Suspended processes continue to run, and can't keep track of their progress

Hi,

I’m seeing the following:

  1. When I click suspend a process instance in Cockpit, the process keeps running.
  2. I let the process finish to the end state (an optimistic locking exception is seen here).
  3. If I then re-activate the process instance, the process instance starts over from the beginning.
  4. It then finishes normally if I leave it un-suspended.

I have tried many different combinations of putting aync continuation points at various parts of the process, but no matter what I do, I can’t get it to keep track of where it was when it was suspended. Basically I would have to put async continuations on every single task in the process, so that it would resume at the nearest point…

It seems like the worker job executor doesn’t keep track of its progress when suspended.

It seems like since Camunda knows which job executor is currently working on the process, it should be able to send some kind of signal to the JE, indicating it’s suspended. It’s not really feasible to require putting asyc continuations on every single task ahead of time, in anticipation that a process instance could be suspended at any time…

What can be done about this? I’m on Camunda version 7.4.

Thanks,
Galen

By the way, it also seems like the behavior I’m seeing is not following what is stated here:

https://docs.camunda.org/manual/7.4/user-guide/process-engine/process-engine-concepts/#suspend-process-instances

That doc says:

" when suspending a process instance, all tasks belonging to it will be suspended. Therefore, it will no longer be possible to invoke actions that have effects on the task’s lifecycle (i.e., user assignment, task delegation, task completion, …). "
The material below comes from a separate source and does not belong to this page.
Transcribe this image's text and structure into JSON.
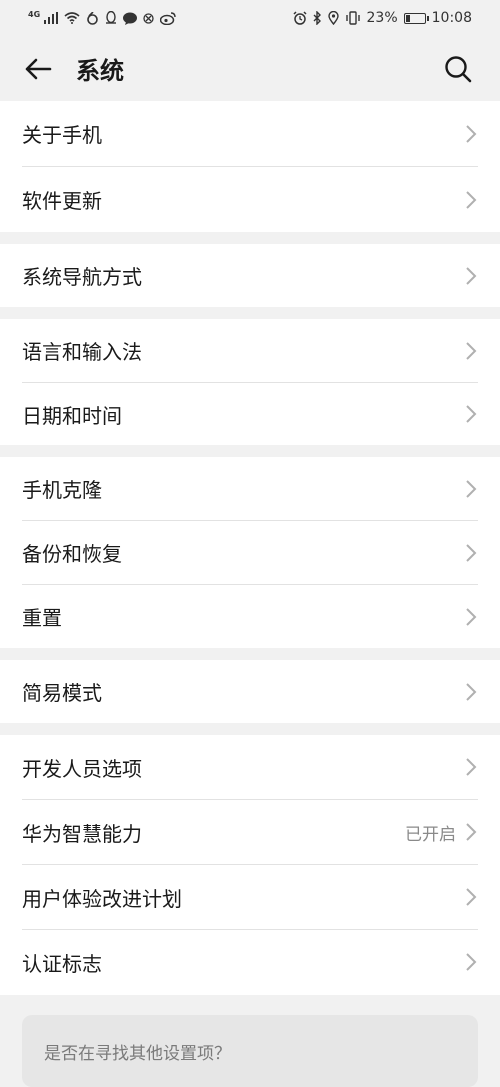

However, I’m seeing tasks continue to be invoked, completed, etc…

Hi Galen,

This is intended behavior. The process engine uses optimistic locking to resolve conflicting updates to a logical entity and this is an instance of it. This is not restricted to suspension. For example, you get the same behavior if you delete the process instance in parallel while it is executed, if you update a variable while it is executed (and that variable changes), etc.

It seems like since Camunda knows which job executor is currently working on the process, it should be able to send some kind of signal to the JE, indicating it’s suspended.

The way this can be done is by using pessimistic locking instead of optimistic locking. E.g. think of a clustered setup where the job executor runs on a different machine than Cockpit. The only shared state in a Camunda cluster is the database. There is no direct communication between engine nodes. So this synchronization has to happen via the database and write locks (aka pessimistic locking) are the way to do that. There is no way this will be implemented in Camunda 7, as optimistic locking is a central design decision of the process engine. And it has a lot of benefits, such as making deadlocks very unlikely to occur. I also don’t see something like direct communication between cluster nodes happen, as this would complicate cluster setups very much.

It’s not really feasible to require putting asyc continuations on every single task ahead of time, in anticipation that a process instance could be suspended at any time…

Why not? You can even do that programmatically via a parse listener. No need to tick check boxes in modeler.

Cheers,
Thorben

Hi Thorben,

Thanks for the answers. This does make sense to me in terms of the system design. The only things I would want to followup on are:

  1. If there is any way to avoid re-running the last task when a process is suspended, then I would be interested in that solution. Right now, given the implementation, it seems impossible not to run the last task twice in the case of suspend, then activate.

  2. I’m interested in the parse listener approach. I’m assuming you would just add and “asyncBefore” in front of every task?

  3. I think the documentation needs to be a bit more clear that suspension will only suspend the process instance, at the next point the process instance needs to interact with the database (e.g. at an async continuation point). I think the wording about “token state” is correct, but it wasn’t immediately clear to me. :slight_smile:

Thanks for the help!
Galen

Hi Galen,

regarding re-run of tasks. I tend to use the following principles;

Make ‘transactions’ larger, eg aim for fewer check points (async continuations).
Use check points at natural boundaries. (These are also great suspend points)
If a service is not idempotent, then isolate it into a transaction on its own (eg async before & after).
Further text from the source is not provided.